Du PS à l’April, une pluie de réactions
L’adoption de cet article a suscité de premières réactions. Du côté des eurodéputés PS, c’est la satisfaction. Dénonçant le transfert de valeurs des artistes vers les plateformes, « il était urgent de préciser le régime de responsabilité applicable aux plateformes et de partager équitablement les bénéfices générés par les œuvres artistiques pour ainsi garantir la viabilité du modèle économique de la culture en Europe ».
Les parlementaires remarquent que ce texte a « fait l’objet de débats houleux entre les eurodéputés. Certains ont allégué que les mesures mises au vote restreindraient les libertés d’accès aux œuvres et d’expression sur Internet ». Mais pour ces élus PS, pas de doute : ces messages ont été « largement façonnés et relayés par les GAFA qui se sont mobilisés en masse autour de ce texte ». Une « argumentation malhonnête », jugent-ils.
Chez Daniel Dalton, du groupe des conservateurs et réformistes européens, l’analyse est différente. Pour cet eurodéputé, l’article 13 opère « un changement majeur dans le droit d'auteur, qui a toujours été fondé sur le principe selon lequel le titulaire a la responsabilité de faire respecter son propre droit d'auteur ».
Il anticipe une réaction bien naturelle des plateformes, déjà mis en exergue par le rapporteur de l’ONU : cet acteur, juge et partie, risque de préférer une approche fondée sur la sécurité, consistant à supprimer un contenu pour éviter tout risque juridique pour ses intérêts. « Les utilisateurs n'auront la possibilité de faire appel qu'après le retrait de leur contenu, soit un défi important pour la liberté d'expression et un effet dissuasif sur la créativité en ligne ».

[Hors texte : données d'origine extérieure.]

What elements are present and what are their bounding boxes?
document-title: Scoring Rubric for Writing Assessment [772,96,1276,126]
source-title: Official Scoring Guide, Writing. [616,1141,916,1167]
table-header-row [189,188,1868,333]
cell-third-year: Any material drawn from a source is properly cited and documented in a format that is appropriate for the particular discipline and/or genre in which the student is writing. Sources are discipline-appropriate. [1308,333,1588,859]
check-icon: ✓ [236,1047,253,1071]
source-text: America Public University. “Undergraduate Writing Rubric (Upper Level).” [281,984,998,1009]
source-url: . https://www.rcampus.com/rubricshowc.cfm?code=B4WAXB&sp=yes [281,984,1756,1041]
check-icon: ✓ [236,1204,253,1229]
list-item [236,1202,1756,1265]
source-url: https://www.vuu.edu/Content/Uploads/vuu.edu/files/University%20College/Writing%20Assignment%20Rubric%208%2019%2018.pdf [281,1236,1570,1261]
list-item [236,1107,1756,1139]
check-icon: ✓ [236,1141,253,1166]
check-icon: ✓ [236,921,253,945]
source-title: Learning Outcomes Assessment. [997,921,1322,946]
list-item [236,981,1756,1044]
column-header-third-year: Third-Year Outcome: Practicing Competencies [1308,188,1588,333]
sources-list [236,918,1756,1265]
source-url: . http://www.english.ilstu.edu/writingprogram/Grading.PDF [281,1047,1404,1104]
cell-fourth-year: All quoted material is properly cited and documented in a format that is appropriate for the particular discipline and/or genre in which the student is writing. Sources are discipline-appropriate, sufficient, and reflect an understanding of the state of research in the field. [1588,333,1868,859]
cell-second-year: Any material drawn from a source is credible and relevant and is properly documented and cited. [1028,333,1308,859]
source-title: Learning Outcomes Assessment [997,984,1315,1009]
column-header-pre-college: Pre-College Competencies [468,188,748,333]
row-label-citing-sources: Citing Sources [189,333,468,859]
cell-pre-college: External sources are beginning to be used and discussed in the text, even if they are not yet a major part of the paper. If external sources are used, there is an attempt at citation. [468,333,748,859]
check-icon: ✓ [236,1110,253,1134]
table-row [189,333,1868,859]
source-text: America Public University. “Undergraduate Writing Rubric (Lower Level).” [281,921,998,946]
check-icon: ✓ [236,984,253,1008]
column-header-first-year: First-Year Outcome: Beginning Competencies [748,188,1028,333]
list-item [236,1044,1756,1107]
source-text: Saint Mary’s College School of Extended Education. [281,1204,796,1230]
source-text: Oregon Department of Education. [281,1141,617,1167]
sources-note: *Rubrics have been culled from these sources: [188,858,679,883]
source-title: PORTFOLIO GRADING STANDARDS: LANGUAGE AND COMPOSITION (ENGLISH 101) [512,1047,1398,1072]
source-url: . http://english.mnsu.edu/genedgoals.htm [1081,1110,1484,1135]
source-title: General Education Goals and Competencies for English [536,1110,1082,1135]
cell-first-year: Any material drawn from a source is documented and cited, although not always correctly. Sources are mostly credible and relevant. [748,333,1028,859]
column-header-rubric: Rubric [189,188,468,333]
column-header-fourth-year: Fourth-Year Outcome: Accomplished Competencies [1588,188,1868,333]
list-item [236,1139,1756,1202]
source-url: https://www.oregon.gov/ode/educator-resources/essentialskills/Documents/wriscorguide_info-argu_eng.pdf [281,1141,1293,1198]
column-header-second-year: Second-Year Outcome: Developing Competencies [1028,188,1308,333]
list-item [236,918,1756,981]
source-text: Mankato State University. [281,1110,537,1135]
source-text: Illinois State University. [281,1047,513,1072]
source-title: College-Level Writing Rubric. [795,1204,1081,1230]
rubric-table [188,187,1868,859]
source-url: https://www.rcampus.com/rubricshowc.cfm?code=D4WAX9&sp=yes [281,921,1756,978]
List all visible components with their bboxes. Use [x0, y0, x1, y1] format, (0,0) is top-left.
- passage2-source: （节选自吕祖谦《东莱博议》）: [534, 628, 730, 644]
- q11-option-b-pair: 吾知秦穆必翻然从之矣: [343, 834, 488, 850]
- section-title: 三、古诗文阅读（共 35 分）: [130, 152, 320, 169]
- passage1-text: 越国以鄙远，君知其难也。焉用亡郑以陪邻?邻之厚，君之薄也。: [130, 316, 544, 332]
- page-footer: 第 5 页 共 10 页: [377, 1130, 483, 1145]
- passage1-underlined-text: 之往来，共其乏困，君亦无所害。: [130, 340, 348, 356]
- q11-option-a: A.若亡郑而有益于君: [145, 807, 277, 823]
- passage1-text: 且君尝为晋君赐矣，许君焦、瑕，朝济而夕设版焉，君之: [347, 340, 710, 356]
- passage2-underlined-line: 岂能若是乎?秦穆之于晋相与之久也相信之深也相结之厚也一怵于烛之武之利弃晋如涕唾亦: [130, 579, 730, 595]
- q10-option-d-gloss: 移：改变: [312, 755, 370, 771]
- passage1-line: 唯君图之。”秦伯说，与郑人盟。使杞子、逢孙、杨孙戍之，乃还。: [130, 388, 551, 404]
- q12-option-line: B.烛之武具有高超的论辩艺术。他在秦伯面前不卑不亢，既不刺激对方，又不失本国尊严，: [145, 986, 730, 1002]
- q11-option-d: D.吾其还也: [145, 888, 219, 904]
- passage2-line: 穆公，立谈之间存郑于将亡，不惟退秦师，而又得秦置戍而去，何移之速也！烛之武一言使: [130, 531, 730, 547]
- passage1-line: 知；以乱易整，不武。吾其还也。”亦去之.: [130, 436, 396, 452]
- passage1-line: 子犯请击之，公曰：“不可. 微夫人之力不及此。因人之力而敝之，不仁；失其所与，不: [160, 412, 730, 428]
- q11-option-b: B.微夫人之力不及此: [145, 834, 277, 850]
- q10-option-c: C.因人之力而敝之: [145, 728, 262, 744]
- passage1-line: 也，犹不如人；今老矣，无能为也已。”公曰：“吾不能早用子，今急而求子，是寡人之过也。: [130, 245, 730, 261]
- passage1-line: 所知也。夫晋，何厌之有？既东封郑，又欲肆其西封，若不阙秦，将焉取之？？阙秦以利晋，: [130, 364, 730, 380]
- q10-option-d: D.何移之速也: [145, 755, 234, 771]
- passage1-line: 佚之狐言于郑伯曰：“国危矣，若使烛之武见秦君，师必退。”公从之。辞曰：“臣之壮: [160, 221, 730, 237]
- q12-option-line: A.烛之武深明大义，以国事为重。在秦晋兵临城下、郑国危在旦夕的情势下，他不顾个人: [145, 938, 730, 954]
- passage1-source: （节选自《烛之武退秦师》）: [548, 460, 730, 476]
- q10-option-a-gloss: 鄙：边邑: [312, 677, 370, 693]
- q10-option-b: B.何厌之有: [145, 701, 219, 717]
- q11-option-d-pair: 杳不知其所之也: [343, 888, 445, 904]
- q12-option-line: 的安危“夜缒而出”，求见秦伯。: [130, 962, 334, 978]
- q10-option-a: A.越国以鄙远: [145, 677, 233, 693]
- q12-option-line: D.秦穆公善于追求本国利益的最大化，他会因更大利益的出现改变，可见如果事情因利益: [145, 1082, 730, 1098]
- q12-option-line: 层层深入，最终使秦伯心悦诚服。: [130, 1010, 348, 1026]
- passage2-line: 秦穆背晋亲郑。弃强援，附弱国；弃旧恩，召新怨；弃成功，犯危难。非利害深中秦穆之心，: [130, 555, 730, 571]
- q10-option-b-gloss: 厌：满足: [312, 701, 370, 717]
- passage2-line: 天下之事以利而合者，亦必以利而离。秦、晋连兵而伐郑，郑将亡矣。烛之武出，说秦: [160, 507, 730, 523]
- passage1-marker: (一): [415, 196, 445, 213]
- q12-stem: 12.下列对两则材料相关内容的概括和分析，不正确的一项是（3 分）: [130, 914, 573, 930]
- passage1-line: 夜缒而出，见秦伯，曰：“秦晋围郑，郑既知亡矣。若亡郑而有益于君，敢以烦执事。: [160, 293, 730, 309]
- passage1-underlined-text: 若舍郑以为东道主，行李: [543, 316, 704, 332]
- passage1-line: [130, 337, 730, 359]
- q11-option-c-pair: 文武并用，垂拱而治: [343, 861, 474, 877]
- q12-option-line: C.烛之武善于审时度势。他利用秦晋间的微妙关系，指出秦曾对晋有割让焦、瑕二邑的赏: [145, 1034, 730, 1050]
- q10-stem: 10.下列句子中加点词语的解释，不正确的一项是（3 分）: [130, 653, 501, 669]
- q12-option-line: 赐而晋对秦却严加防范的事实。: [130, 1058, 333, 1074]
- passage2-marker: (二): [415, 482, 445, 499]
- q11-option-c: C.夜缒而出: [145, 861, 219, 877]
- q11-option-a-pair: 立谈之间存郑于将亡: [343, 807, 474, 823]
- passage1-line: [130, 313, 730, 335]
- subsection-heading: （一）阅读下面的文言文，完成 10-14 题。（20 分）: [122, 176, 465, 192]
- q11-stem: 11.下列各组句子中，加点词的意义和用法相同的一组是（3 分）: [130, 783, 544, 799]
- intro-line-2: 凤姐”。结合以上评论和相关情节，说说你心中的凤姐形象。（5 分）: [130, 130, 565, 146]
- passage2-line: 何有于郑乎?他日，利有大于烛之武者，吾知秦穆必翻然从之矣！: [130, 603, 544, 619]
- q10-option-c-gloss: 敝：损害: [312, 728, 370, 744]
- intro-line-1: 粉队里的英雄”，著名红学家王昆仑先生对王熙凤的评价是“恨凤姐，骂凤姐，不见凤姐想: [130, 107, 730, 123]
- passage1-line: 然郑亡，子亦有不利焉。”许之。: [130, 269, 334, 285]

Du côté de l’April, association de promotion du logiciel libre, si les plateformes de développement de logiciels libres ont été exemptées des griffes du filtrage, « l'idée même de ce principe est désastreuse ». « Ce patch est insuffisant, nous commente Frédéric Couchet, délégué général, l'article 13 reste dangereux et doit être supprimé. La mobilisation doit encore s'intensifier d'ici le vote en plénière pour que ce projet de directive rejoigne ACTA dans les poubelles de l'Histoire ».
Pour Étienne Gonnu, chargé de mission Affaires publiques au sein de la même association, analyse simlaire : « On nous parle de compromis ; le texte est pointé comme liberticide par les plus grandes sommités. On nous parle de lutter contre le pouvoir des GAFAM et d'instaurer un marché unique numérique ; on renforce les silos. On nous parle d'auteurs et d'autrices ; on brime le plus important outil de création et de partage jamais créé ».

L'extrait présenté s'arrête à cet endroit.